Ona nispet edilen "Fıkh-ı Ekber" isimli kitabın, kendisine ait olmadığını ve bu eserin, onun yazmış olduğu küçük bir risaleden hareketle ve ancak onun görüşleri etrafında öğrencileri ve takipçileri tarafından şekillendirildiği söylenir.

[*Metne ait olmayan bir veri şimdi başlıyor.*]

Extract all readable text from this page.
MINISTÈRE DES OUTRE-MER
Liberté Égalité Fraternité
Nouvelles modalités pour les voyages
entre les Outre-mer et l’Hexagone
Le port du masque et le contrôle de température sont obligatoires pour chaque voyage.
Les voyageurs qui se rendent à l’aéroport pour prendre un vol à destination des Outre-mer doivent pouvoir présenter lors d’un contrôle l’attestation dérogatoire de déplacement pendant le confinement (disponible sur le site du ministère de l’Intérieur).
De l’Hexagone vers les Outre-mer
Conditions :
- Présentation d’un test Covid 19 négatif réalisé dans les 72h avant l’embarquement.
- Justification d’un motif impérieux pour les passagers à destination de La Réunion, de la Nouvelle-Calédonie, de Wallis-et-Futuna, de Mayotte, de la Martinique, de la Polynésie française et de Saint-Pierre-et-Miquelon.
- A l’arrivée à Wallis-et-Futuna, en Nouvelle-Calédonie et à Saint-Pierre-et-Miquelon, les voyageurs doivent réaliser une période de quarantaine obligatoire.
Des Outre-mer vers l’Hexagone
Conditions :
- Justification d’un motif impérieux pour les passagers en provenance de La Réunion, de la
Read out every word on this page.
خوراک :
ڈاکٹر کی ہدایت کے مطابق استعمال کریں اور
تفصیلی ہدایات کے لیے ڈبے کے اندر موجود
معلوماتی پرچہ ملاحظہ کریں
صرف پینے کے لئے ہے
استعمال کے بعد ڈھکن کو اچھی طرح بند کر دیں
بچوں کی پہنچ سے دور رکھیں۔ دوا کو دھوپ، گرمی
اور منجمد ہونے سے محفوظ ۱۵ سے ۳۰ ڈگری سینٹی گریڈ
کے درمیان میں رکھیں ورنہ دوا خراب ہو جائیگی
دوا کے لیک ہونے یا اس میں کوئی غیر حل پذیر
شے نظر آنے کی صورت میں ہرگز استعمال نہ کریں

Esasen Ebu Hanife, bir fıkıhçı da değildir ve yazmış olduğu risaleyi fıkıh risalesi olarak yazmamıştır. Onu fıkıhçı yapanlar, Eşariler, yani bugün bilinen adlarıyla Selefilerdir. Eşarilerin ve Selefilerin, Türk Yurduna yerleşmesinin ve dini düşünce bakımından Türk Milleti'ni etkileri altına almalarının en büyük müsebbibi Yavuz Sultan Selim'dir. Çünkü Mısır'ı fethettikten sonra, orada bulunan ve akıl yerine nakli esas alan Maliki ve Hanbeli Mezheplerinin, yani İslam'ın bedevilerce yapılan dayatmacı yorumları etrafında şekillenen ve Eşarîlik denilen ekole mensup 1500 civarındaki din adamını gemilere yükleyerek İstanbul'a göndermiş ve bu adamların kısa sürede devletin önemli makamlarını ve düşünce dünyamızı işgal etmelerinin yolunu açmıştır. Eşariliğin Osmanlı coğrafyasına egemen olmasıyla birlikte, medreselerden felsefe ve diğer akli ve fenni bilimler sürülüp çıkarılmış, onların yerine katı İslam yorumlarına dayanan dini bilimler ikame edilmiştir. Geçtiğimiz yıllarda akıl ve akılcılığı öne alan felsefe grubu derslerinin, İlahiyat Fakültelerimizin ders programlarından çıkarılmak istenmesinin altında yatan yegane sebep de bu ülkede Büyük Atatürk tarafından büyük ölçüde temizlenen ve kökü kazınmaya çalışılan Eşari ve Selefi düşüncenin tekrar dini ve eğitim hayatımıza egemen olmasını isteyenlerin siyasi ayak oyunlarıdır. Umalım ki; orta öğretimde dini derslere ağırlık verenlerin de böyle bir maksatları olmasın!
Ebu Hanife ve İmam Maturidi
Türkler, dini hayatlarını genellikle akla öncelik veren ve aynı zamanda her ikisi de Türk olan İmam-ı Azam Ebu Hanife ve İmam Maturidi'nin görüşleri çerçevesinde şekillendirmiş bir millet iken, Sultan Selim'in Mısır'ı fethedip hilafet makamını İstanbul'a getirmesinden sonra, nakli, yani rivayetleri esas alan Eşarilik ve Selefilik de Türk toplum hayatında kendisine yer bulmaya başlamıştır.
Ancak Türk Dünyası, yine de genellikle aklı esas alan dini yorumlar etrafında toplanmıştır.
Bu durum, bugün bile geçerlidir. Demokrasi'nin, laikliğin ve hoşgörünün Türklerin yaşadıkları coğrafyalarda kendilerine yer bulabilmesinin bir sebebi de zaten budur. Bu anlamda Ahmet Yesevi'nin ve Hallac-ı Mansur'un Türklere yapmış olduğu büyük hizmetleri görmezden gelemeyiz.
BİLGİ NOTU
Bu yazı, beş yıl önce yayınlanan "Her
Mezhep Bir Siyasi Partidir Aslında" baş-
lıklı yazımızdan kısaltılarak aktarılmıştır.